Madagascar: Litige foncier - Un homme meurt en plein « Kabary

Le conflit foncier entre une famille et un gendarme a été mené en « Kabary » selon le pacte communautaire « Dinabe » qui régit la sécurité dans la région Atsimo-Andrefana.

Malheureuse histoire. Manolosoa, 54 ans, est décédé dans la journée du samedi 23 janvier alors qu'il était en plein « Kabary » (assemblée) concernant l'occupation d'un terrain dans le fokontany d'Ankilitsimà, commune rurale de Milenaka, district de Toliara 2, région Atsimo Andrefana. La famille du défunt est en conflit avec un gendarme depuis près de huit ans. La famille accuse ce dernier d'avoir falsifié des documents de l'acte de vente du terrain en modifiant la superficie réellement achetée, bien au-delà de ce qui était convenu. Et c'est cet acte faussé, selon la famille, que ce gendarme présenterait partout.

« Au début de cette année, mardi après le jour de l'an, le gendarme est venu couper notre culture rizicole arguant que nous avons cultivé sur son terrain. Il est parti avec dix sacs de riz ce jour-là. Il y a une semaine encore, il est venu avec son équipe armée de fusil et de couteaux, couper et prendre notre riz », explique Falitala, le fils du défunt.

Manolosoa a défendu ses terres ce jour-là. « Il ne s'était pas laissé faire et avant que les échauffourées ne finissent dans un bain de sang, l'affaire a été traitée selon le pacte communautaire 'Dinabe' », continue le fils.

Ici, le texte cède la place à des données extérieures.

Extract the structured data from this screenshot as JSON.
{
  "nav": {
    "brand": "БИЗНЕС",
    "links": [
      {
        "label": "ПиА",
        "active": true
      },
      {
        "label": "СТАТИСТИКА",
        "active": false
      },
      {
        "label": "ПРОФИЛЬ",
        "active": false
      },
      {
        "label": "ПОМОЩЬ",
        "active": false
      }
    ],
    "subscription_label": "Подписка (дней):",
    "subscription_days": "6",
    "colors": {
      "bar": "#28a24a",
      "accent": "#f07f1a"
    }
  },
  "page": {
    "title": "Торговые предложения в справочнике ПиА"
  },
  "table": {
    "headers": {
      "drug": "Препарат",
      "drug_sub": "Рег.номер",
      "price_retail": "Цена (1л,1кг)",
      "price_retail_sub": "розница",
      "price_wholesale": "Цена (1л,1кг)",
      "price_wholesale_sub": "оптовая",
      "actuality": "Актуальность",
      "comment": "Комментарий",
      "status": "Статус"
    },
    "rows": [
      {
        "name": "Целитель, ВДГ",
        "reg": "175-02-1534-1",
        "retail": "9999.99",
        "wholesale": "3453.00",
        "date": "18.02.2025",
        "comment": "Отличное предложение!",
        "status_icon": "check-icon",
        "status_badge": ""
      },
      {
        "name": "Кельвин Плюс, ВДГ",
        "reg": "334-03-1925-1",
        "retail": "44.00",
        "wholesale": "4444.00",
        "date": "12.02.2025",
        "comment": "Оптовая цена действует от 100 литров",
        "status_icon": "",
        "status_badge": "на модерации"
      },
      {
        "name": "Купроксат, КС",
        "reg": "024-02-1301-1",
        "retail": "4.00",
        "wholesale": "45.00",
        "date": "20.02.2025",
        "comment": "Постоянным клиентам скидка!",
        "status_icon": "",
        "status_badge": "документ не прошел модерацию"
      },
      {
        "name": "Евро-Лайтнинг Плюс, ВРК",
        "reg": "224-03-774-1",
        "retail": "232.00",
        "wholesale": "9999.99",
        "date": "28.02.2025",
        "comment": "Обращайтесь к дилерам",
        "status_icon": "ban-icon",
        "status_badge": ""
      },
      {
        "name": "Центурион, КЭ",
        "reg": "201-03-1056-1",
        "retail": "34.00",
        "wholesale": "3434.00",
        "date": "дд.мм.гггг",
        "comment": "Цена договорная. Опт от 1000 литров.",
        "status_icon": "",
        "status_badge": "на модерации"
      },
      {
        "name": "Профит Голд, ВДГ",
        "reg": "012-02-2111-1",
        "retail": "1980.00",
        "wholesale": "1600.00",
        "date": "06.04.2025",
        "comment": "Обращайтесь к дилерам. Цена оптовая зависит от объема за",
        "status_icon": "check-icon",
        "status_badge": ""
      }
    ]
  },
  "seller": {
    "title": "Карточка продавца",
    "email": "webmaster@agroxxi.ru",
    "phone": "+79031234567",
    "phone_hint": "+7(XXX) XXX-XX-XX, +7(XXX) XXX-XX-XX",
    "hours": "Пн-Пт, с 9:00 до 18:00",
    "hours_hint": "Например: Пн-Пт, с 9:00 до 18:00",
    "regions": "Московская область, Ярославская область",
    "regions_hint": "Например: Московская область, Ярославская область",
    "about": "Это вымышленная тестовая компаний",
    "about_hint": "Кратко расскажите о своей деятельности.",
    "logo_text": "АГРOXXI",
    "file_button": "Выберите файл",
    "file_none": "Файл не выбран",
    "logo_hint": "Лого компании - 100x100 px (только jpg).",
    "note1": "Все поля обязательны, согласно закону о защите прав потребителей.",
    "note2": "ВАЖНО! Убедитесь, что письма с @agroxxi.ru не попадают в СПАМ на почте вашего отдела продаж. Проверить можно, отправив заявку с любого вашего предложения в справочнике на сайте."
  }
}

Un « Kabary» est organisé par les responsables du Dinabe en présence du chef de quartier et des représentants de la gendarmerie entre autres. « Après que le gendarme avec qui on a un problème a pris parole, notre père l'a fait à son tour lorsqu'il s'est soudainement effondré », raconte son fils présent au « Kabary ».

Viol

L'homme a été emmené au CSB, mais le personnel soignant aurait signifié que le pouls de Manolosoa ne battait plus. Il sera enterré dans les jours qui viennent. Manolosoa était le père de la jeune fille de 15 ans, victime d'un viol collectif, en présence de trois gendarmes, le 24 janvier de l'année passée.

La famille avait indiqué qu'une bande de six personnes avait été envoyée par le gendarme en litige foncier avec Manolosoa. « Les six individus sont venus avec trois gendarmes armés pour faire pression sur mes deux filles, restées chez moi à Ankilitsimà, ce jour-là, alors que j'étais monté à Toliara. Ils ont alors violé ma fille cadette dans les forêts », avait alors témoigné Manolosoa à notre journal à l'époque. La famille du défunt a déposé des plaintes et les six violeurs, conduits par un certain Ramaro, sont actuellement en mandat de dépôt. Mais les gendarmes indiqués être présents ce jour-là, ne sont pas encore enquêtés.

Falitala fait savoir que son père était sur le point d'envoyer aux instances supérieures de la gendarmerie à Antananarivo, le dossier sur cette affaire de viol. De même que le genre d' « exactions » faites par le gendarme sur ces terres, qui travaillerait actuellement du côté de Berevo, à Belo-sur-Tsiribihina dans la région Menabe.